Tabii, bu düzenlemeler sadece infaz düzenlemeleri olarak değil, aynı zamanda infaz sisteminde bazı müesseselere ilişkin de düzenlemeler getirmektedir. Özellikle, 0-6 yaş arası çocuğu bulunan kadınlar, yaşlılar -60, 65 ve 70 yaşındaki- ile ilgili kademeli olarak evde, konutta infaz sisteminin kapsamı ve şartları kolaylaştırılıyor ve genişletiliyor. Aynı zamanda, kendine bakamayacak durumda olan ve bu durumunu da Adli Tıp Kurumundan almış olduğu raporla tevsik eden hükümlülerle ilgili de konutta infazın şartları ve kapsamı genişletiliyor. Yine, iyi hâlle ilgili otomatik geçiş sisteminden çıkmak suretiyle özellikle ceza tevkifevine girdikten tahliyesine kadar geçen süre zarfında, hem ceza tevkifevlerinde hem adliyede duruşma sırasında hem de hastanede hastalığı sebebiyle bulunduğu sırada hastanedeki tavır ve davranışların iyi hâl incelemesinde, değerlendirilmesinde dikkate alınacağı ve bunu da gerçekleştirecek gözetim ve denetim komisyonunun değerlendirmesi -ki burada başsavcının veya göstereceği infaz savcısının da bulunacağı; Aile, Çalışma ve Sosyal Hizmetler Bakanlığından uzman personelin de bulunacağı- bir komisyon tarafından ince elenip sık dokunarak topluma salacağımız hükümlülerin toplumla buluşabileceği, topluma kazandırılabileceği şartların gerçekleşip gerçekleşmediğini de inceleyecekler. Tabii, yapılan bu inceleme ola ki bir hata, kusur içeriyorsa bununla ilgili de yine infaz hâkimliğinin denetimine açmak suretiyle "hâkim teminatı" getiriyoruz. Ola ki hâkim teminatı da, hâkim de verdiği kararda bir hata işlerse buna karşılık da bir itiraz müessesesi getirmek suretiyle, iyi hâl indirimini, iyi hâl değerIendirmesini, topluma kazandırma, ıslah amacının gerçekleşip gerçekleşmediğini gerçek anlamda hem kriminolojik hem psikolojik hem de sosyolojik anlamda değerlendirebilecek ve bunu da hâkim teminatına bağlayacak hukuk güvenliğini de getirmiş oluyoruz.

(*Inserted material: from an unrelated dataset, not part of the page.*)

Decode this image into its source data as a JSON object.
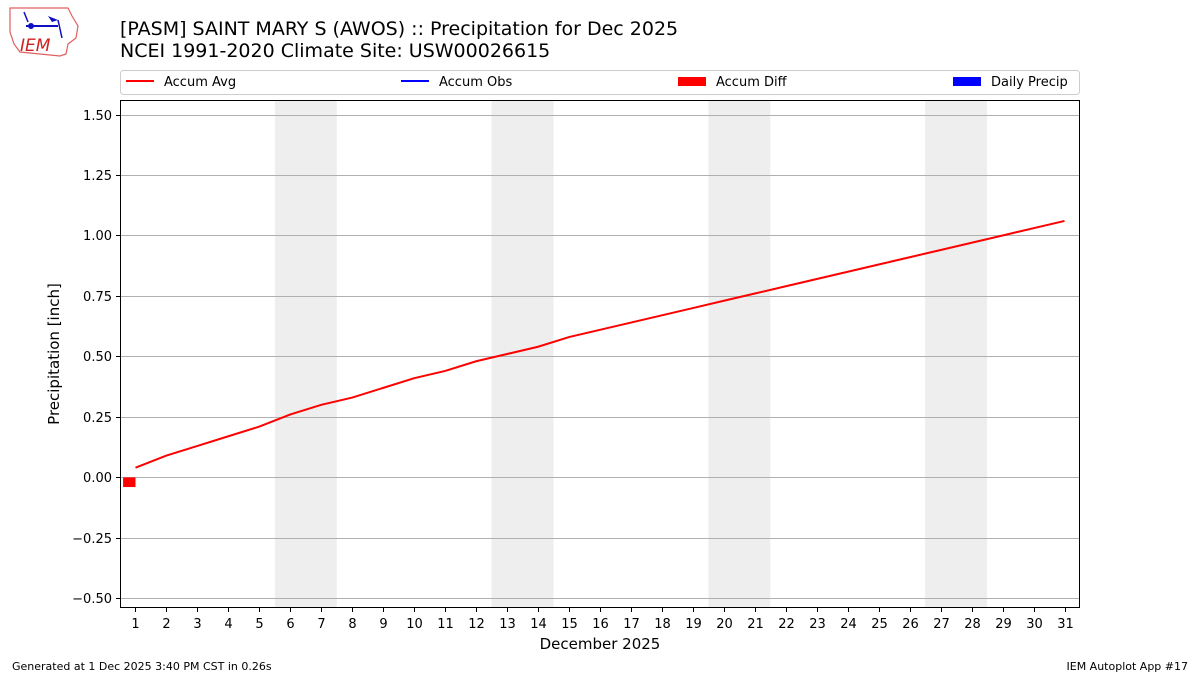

Tabii, yine, Dünya Sağlık Örgütünün tespitiyle ortaya konulan pandemiyle karşı karşıyayız. Covid-19 salgını sebebiyle gerek Dünya Sağlık Örgütü gerekse Birleşmiş Milletler İnsan Hakları Komisyonu Başkanı tarafından, bütün dünya kamuoyuna, salgınla mücadele bağlamında, cezaevlerinde yatan hükümlü sayısının azaltılmasına yönelik bir tavsiye kararı da oldu. Bu çerçevede, artık bir uluslararası hukukun da konusu olan cezaevindeki yoğunlukla ilgili de ayrı bir müessese getirmek, düzenleme getirmek suretiyle şu anda zaten ceza infaz kurumlarında -açık ceza infaz kurumlarında- bulunan hükümlülerin izin hakları var. Bu izin haklarını salgın sebebiyle iki aylık süreye yaymak suretiyle cezaevlerindeki yoğunluğu salgın dönemine teşmil etmek üzere azalmaya da gayret ediyoruz.

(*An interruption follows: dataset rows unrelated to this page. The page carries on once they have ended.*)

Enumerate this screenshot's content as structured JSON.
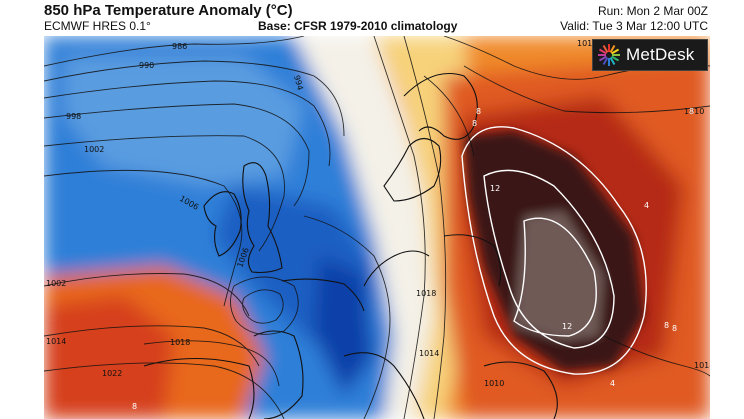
{
  "header": {
    "title": "850 hPa Temperature Anomaly (°C)",
    "model": "ECMWF HRES 0.1°",
    "base": "Base: CFSR 1979-2010 climatology",
    "run": "Run: Mon 2 Mar 00Z",
    "valid": "Valid: Tue 3 Mar 12:00 UTC"
  },
  "logo": {
    "text": "MetDesk"
  },
  "map": {
    "isobar_labels": [
      "986",
      "990",
      "994",
      "998",
      "1002",
      "1006",
      "1006",
      "1002",
      "1014",
      "1018",
      "1022",
      "1018",
      "1014",
      "1010",
      "101",
      "1010",
      "1018"
    ],
    "anomaly_labels": [
      "8",
      "8",
      "12",
      "12",
      "8",
      "8",
      "8",
      "8",
      "4",
      "4"
    ],
    "colors": {
      "cold_dark": "#0b3fa8",
      "cold_mid": "#2f7fd8",
      "cold_light": "#9cc9f0",
      "neutral": "#f4f1e8",
      "warm_light": "#f7d27a",
      "warm_mid": "#f08a2a",
      "warm_strong": "#d6401e",
      "warm_dark": "#8a1a14",
      "extreme": "#3a1812",
      "extreme_inner": "#6f5a56"
    }
  }
}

Bu bağlamda, 70 maddeden oluşan ve 11 ayrı kanunda değişiklik öngören yasa teklifi pek çok değişikliği zaten öngörüyor. Bununla ilgili, yine, teklif sahipleri olarak Milliyetçi Hareket Partisi Grup Başkan Vekili Sayın Muhammed Levent Bülbül ve yine Adalet Komisyonumuzda teklif sahibi olan Afyonkarahisar Milletvekilimiz Ali Özkaya ayrı ayrı, ayrıntılı açıklamalarda bulunacaklar.
Ben şu an itibarıyla yaptığım açıklamalarla kifayette bulunmak istiyorum ve bu noktada sözün talep eden kişilere verilmesini talep ediyor, teşekkür ediyorum.